Trato de pensar algo, pero soy incapaz, solo veo el techo encima de mí, me fijo en la estructura de la pintura al gotelé y no recuerdo cuando fue la última vez que pinté la casa. Me gusta el gotelé, me parece el único detalle artístico en mi habitación,
desprovista de cualquier otra cosa que no sean revistas y libros viejos, por cierto bastante desordenados. Tengo que hacer algo, y aunque un tanto somnoliento hago un esfuerzo y me levanto. Voy al salón y miro hacia la calle a través del ventanal, desde dentro se percibe el frío y se nota una ligera brisa que mueve la copa de los árboles cerca de casa. Hay un pino, pero no tengo ni idea del nombre de los demás. Tengo que enterarme, toda la vida ahí y soy incapaz de decir a que especie pertenecen. También hay algunos arbustos y a lo lejos un ciprés, ese es demasiado especial para no conocerlo. Lógicamente casi de inmediato me acuerdo del monasterio Silos y su famoso árbol y de J.M. Gironella, un escritor catalán que rememoró la Segunda República y la guerra civil en tres libros que acabaron teniendo mucho éxito, el primero de ellos “Los cipreses creen en Dios”(*).

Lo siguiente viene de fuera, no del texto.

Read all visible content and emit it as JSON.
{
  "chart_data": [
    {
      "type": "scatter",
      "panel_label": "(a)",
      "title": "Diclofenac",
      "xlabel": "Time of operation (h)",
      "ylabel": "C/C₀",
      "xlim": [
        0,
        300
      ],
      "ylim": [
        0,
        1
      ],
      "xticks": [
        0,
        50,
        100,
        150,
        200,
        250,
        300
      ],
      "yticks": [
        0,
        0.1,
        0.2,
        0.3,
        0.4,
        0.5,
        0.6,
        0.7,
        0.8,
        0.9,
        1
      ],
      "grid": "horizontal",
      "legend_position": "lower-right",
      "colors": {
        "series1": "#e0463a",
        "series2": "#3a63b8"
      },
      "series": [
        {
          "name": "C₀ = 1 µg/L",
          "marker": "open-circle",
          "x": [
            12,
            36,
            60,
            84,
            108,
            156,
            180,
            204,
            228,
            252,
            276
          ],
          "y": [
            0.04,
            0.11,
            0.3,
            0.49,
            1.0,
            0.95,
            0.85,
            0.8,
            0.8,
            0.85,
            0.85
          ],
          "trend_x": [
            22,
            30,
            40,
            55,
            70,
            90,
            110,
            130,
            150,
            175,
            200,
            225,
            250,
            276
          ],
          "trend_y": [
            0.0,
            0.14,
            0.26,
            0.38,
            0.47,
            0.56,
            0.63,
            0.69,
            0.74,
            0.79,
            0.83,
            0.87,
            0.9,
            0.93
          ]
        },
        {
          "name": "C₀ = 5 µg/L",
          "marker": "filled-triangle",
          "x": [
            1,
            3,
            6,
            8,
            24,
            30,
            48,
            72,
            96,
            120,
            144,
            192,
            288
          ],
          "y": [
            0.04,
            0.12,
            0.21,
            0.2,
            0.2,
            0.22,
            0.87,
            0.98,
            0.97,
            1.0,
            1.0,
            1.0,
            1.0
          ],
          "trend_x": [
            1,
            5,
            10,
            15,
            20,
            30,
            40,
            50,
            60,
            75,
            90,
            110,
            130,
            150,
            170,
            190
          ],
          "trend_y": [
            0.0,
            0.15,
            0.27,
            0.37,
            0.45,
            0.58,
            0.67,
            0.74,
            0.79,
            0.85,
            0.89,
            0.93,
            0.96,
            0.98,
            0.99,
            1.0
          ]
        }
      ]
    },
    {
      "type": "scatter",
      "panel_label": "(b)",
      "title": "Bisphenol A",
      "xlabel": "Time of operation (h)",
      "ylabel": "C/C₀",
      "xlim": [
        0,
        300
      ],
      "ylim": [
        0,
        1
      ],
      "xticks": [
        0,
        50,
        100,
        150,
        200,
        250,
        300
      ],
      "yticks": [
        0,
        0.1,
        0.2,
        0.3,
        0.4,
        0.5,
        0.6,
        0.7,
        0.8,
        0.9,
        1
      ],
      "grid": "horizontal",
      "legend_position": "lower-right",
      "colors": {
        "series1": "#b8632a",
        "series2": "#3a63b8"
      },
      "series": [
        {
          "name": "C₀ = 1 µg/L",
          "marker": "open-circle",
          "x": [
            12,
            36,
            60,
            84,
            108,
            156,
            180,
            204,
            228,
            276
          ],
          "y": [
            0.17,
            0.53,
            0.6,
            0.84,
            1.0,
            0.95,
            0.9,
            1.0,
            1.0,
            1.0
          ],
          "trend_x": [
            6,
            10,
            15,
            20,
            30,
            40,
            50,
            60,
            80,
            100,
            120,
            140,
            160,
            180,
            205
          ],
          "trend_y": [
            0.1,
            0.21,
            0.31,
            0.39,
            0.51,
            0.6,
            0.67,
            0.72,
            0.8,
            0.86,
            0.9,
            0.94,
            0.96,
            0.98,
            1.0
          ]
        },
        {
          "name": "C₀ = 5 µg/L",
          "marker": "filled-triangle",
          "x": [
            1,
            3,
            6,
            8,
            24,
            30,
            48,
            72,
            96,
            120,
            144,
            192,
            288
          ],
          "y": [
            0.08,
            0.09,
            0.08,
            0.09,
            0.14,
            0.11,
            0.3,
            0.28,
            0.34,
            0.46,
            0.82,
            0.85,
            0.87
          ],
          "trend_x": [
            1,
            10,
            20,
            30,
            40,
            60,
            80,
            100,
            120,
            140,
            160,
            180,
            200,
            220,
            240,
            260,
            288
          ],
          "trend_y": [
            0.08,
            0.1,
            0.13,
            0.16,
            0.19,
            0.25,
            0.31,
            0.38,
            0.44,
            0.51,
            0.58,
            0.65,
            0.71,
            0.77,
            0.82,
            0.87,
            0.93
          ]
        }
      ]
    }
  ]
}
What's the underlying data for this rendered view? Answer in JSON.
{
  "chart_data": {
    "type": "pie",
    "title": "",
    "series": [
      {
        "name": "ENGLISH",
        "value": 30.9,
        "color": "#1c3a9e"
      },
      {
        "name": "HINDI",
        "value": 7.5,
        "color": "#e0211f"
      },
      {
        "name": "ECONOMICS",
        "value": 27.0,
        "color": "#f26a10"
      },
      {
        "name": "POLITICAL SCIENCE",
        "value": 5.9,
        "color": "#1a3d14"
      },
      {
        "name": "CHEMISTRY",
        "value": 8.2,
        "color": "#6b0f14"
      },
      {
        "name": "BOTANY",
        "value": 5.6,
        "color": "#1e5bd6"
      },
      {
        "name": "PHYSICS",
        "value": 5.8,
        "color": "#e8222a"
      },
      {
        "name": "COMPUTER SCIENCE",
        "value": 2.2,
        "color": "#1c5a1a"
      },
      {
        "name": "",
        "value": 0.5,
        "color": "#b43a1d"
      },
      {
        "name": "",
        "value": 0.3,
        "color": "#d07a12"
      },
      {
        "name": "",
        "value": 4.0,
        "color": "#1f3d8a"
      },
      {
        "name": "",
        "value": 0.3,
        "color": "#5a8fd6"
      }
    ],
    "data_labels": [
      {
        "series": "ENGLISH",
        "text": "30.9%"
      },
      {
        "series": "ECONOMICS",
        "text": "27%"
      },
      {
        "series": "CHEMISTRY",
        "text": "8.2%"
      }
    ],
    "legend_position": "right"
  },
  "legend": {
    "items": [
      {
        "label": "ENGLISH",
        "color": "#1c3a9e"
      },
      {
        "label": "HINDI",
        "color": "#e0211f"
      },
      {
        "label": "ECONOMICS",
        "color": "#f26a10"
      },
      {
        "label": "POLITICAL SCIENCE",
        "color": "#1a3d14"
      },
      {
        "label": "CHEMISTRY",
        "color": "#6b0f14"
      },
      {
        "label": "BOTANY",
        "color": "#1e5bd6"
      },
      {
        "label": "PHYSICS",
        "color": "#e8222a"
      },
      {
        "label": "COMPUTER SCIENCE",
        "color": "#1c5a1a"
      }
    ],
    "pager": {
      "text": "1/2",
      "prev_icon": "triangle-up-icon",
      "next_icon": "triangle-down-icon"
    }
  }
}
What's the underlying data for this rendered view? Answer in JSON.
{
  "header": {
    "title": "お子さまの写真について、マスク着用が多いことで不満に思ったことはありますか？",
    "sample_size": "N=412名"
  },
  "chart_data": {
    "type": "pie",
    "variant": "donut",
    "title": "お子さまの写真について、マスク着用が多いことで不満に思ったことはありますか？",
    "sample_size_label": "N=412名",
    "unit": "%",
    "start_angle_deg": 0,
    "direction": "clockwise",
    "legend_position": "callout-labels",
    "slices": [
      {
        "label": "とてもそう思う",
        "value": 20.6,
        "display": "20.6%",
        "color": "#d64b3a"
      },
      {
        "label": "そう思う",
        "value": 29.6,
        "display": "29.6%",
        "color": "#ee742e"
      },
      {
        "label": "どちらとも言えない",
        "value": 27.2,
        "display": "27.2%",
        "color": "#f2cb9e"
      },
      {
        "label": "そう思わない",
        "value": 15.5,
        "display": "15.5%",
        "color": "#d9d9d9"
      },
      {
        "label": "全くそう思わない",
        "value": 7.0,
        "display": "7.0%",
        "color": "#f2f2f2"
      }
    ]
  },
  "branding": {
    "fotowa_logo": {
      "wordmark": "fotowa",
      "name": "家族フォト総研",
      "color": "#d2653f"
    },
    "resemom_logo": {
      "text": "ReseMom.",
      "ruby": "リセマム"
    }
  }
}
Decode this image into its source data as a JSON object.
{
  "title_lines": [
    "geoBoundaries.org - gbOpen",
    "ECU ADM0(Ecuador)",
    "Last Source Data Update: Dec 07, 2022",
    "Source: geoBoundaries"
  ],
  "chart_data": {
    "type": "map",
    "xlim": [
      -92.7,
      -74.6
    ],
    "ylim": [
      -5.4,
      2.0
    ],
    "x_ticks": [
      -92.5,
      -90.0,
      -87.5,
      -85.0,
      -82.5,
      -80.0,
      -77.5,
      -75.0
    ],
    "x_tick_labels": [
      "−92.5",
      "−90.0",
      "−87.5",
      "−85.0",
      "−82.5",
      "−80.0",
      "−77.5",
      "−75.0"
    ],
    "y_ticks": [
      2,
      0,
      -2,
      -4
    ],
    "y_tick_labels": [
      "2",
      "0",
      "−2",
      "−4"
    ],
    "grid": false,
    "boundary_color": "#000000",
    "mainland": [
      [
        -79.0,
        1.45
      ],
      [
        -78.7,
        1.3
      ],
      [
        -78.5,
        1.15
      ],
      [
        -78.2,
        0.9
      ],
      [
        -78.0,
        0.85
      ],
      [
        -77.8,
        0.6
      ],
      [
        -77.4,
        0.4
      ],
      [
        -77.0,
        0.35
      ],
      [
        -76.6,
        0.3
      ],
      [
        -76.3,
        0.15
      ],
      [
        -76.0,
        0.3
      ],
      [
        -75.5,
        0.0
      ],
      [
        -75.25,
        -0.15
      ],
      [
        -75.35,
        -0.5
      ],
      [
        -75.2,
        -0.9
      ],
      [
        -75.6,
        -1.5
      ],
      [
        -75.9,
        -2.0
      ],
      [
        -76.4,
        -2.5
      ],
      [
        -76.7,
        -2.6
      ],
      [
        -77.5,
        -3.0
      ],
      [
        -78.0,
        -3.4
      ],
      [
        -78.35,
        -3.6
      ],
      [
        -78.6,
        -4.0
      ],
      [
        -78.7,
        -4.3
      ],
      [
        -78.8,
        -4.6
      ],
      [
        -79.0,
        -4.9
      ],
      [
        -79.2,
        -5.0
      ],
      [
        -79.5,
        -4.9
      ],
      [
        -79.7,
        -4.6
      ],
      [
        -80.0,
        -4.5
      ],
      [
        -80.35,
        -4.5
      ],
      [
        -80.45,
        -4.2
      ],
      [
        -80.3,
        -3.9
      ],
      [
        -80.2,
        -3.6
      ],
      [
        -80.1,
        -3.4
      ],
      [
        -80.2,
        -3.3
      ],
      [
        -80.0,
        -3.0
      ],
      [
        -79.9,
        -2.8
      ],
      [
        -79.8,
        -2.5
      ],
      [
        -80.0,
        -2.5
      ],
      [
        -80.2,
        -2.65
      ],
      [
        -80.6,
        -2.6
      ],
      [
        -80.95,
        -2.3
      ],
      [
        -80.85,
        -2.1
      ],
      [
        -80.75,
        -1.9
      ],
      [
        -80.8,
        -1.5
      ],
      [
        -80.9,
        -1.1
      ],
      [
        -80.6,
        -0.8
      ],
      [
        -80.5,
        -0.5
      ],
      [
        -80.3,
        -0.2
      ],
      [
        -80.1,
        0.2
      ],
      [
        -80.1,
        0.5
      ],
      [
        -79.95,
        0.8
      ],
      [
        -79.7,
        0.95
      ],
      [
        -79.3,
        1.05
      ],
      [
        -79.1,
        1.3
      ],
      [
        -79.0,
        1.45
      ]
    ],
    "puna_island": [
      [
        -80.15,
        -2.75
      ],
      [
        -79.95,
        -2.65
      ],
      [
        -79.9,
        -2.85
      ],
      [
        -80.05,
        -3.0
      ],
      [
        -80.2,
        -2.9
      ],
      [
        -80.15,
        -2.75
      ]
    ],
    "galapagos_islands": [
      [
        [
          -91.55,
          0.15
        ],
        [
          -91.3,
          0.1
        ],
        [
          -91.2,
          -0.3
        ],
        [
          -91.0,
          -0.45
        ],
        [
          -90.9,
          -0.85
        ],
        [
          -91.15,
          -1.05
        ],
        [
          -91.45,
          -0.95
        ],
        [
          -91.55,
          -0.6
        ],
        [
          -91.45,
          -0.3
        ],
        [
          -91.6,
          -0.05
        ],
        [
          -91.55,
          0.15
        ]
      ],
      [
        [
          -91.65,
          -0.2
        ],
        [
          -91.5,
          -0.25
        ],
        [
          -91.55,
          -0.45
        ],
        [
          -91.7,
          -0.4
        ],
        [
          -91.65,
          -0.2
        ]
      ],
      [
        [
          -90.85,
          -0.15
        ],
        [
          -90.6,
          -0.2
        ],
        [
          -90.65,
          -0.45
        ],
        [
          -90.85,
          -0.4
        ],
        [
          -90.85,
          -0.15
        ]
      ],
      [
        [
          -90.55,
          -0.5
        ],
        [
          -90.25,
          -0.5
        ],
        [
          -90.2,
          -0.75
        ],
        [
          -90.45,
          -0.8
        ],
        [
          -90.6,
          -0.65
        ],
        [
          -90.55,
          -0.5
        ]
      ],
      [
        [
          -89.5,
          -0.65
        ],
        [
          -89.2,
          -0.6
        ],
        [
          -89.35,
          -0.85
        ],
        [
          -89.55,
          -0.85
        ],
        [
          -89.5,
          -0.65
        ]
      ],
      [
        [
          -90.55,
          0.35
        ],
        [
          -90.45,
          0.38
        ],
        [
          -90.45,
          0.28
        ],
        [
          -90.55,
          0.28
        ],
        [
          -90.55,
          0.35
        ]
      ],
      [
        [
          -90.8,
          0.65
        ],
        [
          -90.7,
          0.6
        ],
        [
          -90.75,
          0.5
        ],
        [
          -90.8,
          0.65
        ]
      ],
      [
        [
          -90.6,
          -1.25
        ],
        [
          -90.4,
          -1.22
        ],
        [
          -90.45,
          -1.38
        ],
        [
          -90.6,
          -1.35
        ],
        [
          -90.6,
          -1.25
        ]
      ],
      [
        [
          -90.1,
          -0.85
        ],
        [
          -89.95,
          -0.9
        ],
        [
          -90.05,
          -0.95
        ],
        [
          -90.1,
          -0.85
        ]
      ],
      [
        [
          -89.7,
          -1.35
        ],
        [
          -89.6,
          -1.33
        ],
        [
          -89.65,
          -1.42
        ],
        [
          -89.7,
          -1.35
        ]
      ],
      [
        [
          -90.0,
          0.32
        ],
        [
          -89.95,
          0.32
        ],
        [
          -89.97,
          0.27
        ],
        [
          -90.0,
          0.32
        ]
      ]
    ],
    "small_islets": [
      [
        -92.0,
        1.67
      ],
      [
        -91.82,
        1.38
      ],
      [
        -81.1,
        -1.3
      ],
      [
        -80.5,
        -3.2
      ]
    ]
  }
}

Acabo sentándome en el sofá y me quedo un rato mirando hacia adelante por encima del televisor, y poco después sacudo la cabeza tratando de volver a la realidad. Pero no sé qué significa para mí verdaderamente la realidad. La realidad que vivo no me gusta, pero no sé vivir otra. Me siento triste, aunque no exactamente triste, sino algo que debe andar entre la depresión y la tristeza. Más que depresión yo diría que melancolía. Me gusta ese nombre terrible, quizás porque se lee con frecuencia en la literatura romántica. Pienso en Machado y recuerdo en alta voz “melancolía de lluvia tras los cristales”. Oigo mi propia voz resonando y perdiéndose pasillo adelante.
Me decido a poner música. No quiero una música que me saque de este estado. Al contrario, quiero una música que ahonde en él, que lo traiga a la superficie. Una música que me ponga en contacto con lo que rechazo pero que sé que está ahí adentro, siempre a la espera. Por fin pongo la obertura de Las Hébridas de Félix Mendelssohn., La cueva de Fingal. Es profunda, imponente, desgarradora, impetuosa. El mar batiendo sordamente contra los acantilados. Soy yo, me digo.
Por fin puedo llorar.

(*) Pude acordarme de “La sombre del ciprés es alargada” Miguel Delibes pero no se me ocurrió. Debe ser porque detesto la caza.